Needless to say, Carnegie Mellon is keeping my brain active. I could pose more topics for debate but I’ll save them form another time. Tony, thank you for providing the opportunity and forum for design conversation. I look forward to hearing how those of you in the field are grappling with similar issues. Enjoy the remainder of your spring semester!

All the best,
Stacie Rohrbach
Assistant Professor, Communication Design
Carnegie Mellon University, School of Design

posted by Stacie Rohrbach on March 14, 2004 | comments: 2 | post a comment

First off, I would like to thank Tony Brock for pushing this Design Education initiative. Secondly, I would like to thank Stacie Rohrbach for her comments and questions on Our Jobs as Design ‘Directors’.

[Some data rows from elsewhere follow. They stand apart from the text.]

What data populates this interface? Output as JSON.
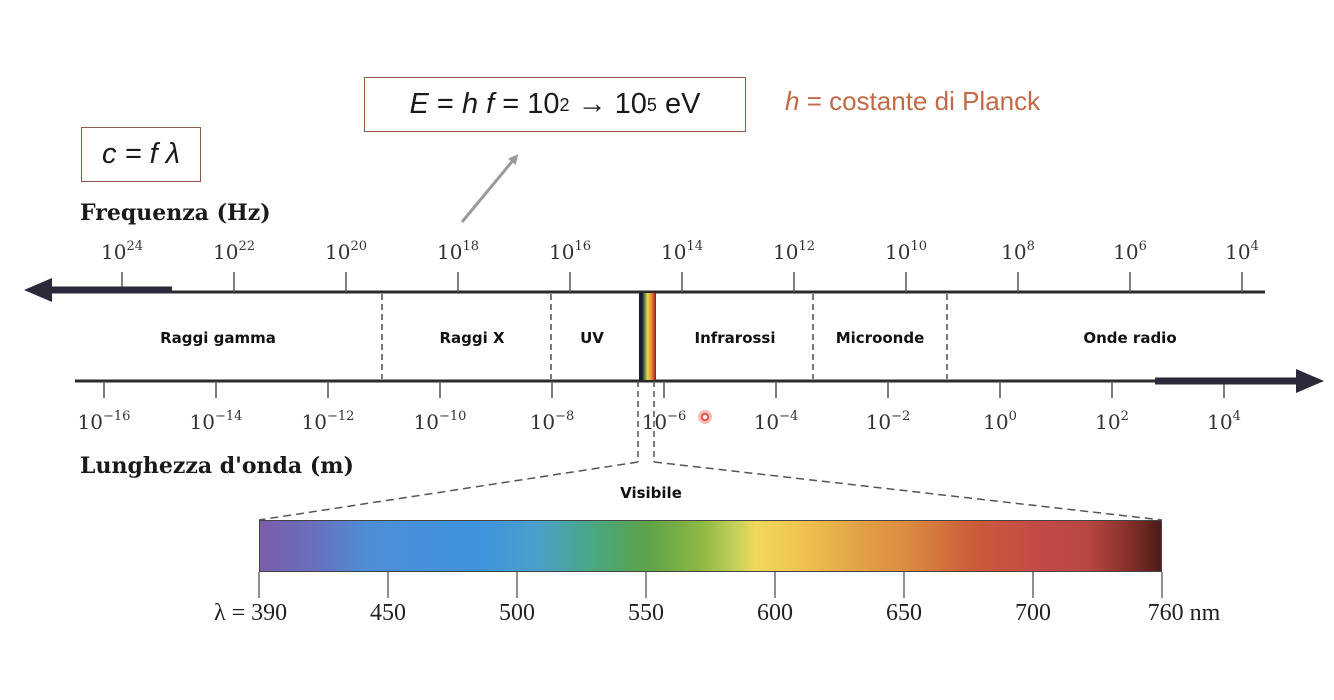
{
  "formulas": {
    "energy": {
      "E": "E",
      "eq1": " = ",
      "h": "h",
      "f": "f",
      "eq2": " = 10",
      "exp_low": "2",
      "arrow": " → 10",
      "exp_high": "5",
      "unit": " eV"
    },
    "wave": {
      "c": "c",
      "eq": " = ",
      "f": "f",
      "lambda": "λ"
    },
    "planck": {
      "h": "h",
      "text": " = costante di Planck"
    }
  },
  "frequency_axis": {
    "title": "Frequenza (Hz)",
    "base": "10",
    "exponents": [
      "24",
      "22",
      "20",
      "18",
      "16",
      "14",
      "12",
      "10",
      "8",
      "6",
      "4"
    ]
  },
  "wavelength_axis": {
    "title": "Lunghezza d'onda (m)",
    "base": "10",
    "exponents": [
      "−16",
      "−14",
      "−12",
      "−10",
      "−8",
      "−6",
      "−4",
      "−2",
      "0",
      "2",
      "4"
    ]
  },
  "bands": [
    "Raggi gamma",
    "Raggi X",
    "UV",
    "Infrarossi",
    "Microonde",
    "Onde radio"
  ],
  "visible": {
    "title": "Visibile",
    "wavelengths_nm": [
      "λ = 390",
      "450",
      "500",
      "550",
      "600",
      "650",
      "700",
      "760 nm"
    ]
  },
  "colors": {
    "box_border": "#8b5a44",
    "planck_text": "#c06a48",
    "axis_line": "#2b2b2b",
    "big_arrow": "#2a2a3a",
    "pointer_arrow": "#9a9a9a"
  }
}
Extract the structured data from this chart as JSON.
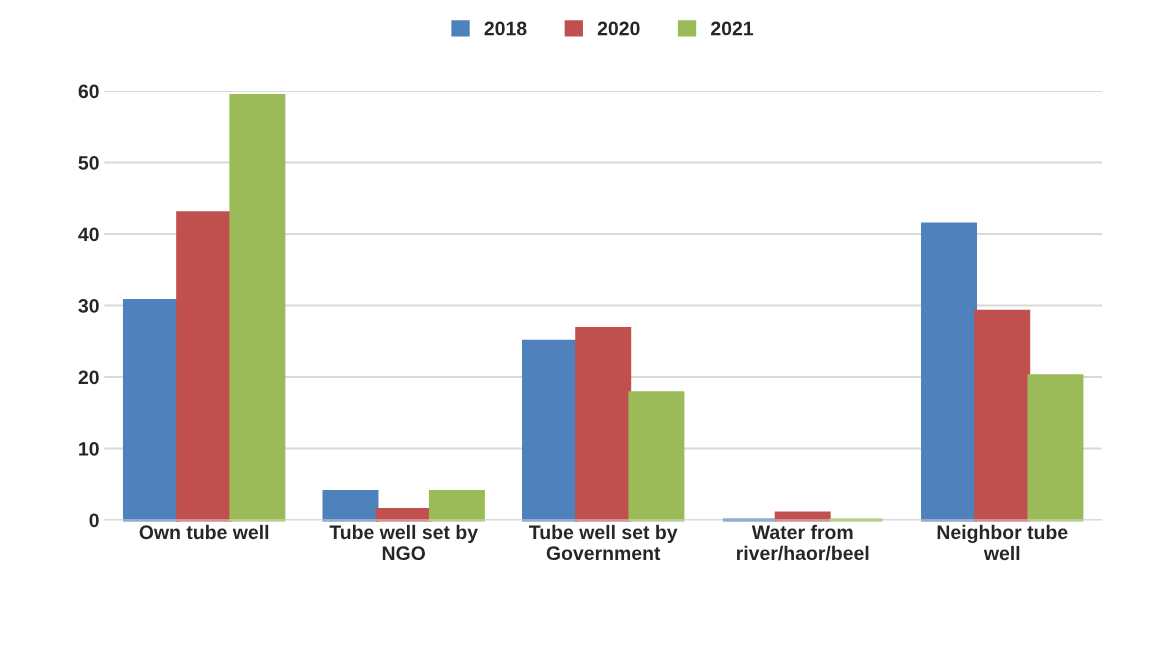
{
  "chart_data": {
    "type": "bar",
    "categories": [
      "Own tube well",
      "Tube well set by\nNGO",
      "Tube well set by\nGovernment",
      "Water from\nriver/haor/beel",
      "Neighbor tube\nwell"
    ],
    "series": [
      {
        "name": "2018",
        "color": "#4f81bd",
        "values": [
          30.7,
          4,
          25,
          0,
          41.4
        ]
      },
      {
        "name": "2020",
        "color": "#c0504d",
        "values": [
          43,
          1.5,
          26.8,
          1,
          29.2
        ]
      },
      {
        "name": "2021",
        "color": "#9bbb59",
        "values": [
          59.4,
          4,
          17.8,
          0,
          20.2
        ]
      }
    ],
    "ylim": [
      0,
      60
    ],
    "yticks": [
      0,
      10,
      20,
      30,
      40,
      50,
      60
    ],
    "grid": "y",
    "legend": "top"
  }
}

I have been teaching for almost two years now and have run into many of the same Tenure Track issues/problems that Stacie has addressed. My following comments will be based solely on my experience while teaching at The University of Memphis.

I have found asking colleagues for their insights and experiences in regard to Tenure have proven to be more interesting than necessarily useful. On the other hand though, I have found that the same colleagues in the Graphic Design Concentration at The University of Memphis have defined Tenure and Promotion Guidelines and Procedures for planned success very well. These Guidelines and Procedures are manifested in the form of a somewhat lengthy document. These documents have proven to be the most useful resource when I have questions regarding the daunting topic. They are very specific in outlining what the department/university considers Graphic Design research and how it is disseminated (these of which were defined by the Graphic Design Faculty). The documents were created due to some of the problems the past and present Graphic Design Faculty were having when going through the Tenure Evaluation process. My suggestion would be to ask if your department/college have created some type of documents like these, and if they are on hand for new faculty to review. If they are not in existence, what needs to take place to create them? If they are in existence, can they be revised or updated, again what is the process of doing so. These have made my life much easier and I have found that it gives me more time to focus my energies on what I should be doing rather than being concerned about having any gray criteria hanging over my head.

Maybe this will help maybe not. Thanks for reading

Lucas Charles
Assistant Professor, Graphic Design
The University of Memphis

Posted by Lucas Charles on March 15, 2004 05:44 PM

Thanks for your response Lucas. Carnegie Mellon does, in fact, have similar guidelines for tenure promotion. They are somewhat vague in areas. This seems to be intentional to allow for a certain degree of interpretation. However, the department is in the process of revisiting them, determining what needs to be done to make them current.

Although tenure procedures may vary from school to school, I am most interested in discovering the similarities that exist, which is why I brought up the design research question. I believe a consistent use of terminology between our relatively small group of design educators would enable us to discuss topics more easily based on the common language that we share. Therefore, are we all using the term 'design research' in a similar manner?

The design faculty at CMU discussed design research last evening. One of my colleagues mentioned that Brenda Laurel has, or is about to, launch a book entitled (appropriately), 'Design Research'. From what I've heard, Laurel describes making as a form of research in the new book. I believe making becomes research only when the designer has time to reflect on what he/she has made and articulates his/her findings in some manner. Thoughts? I'll keep a look out for it and let you know when it has been released.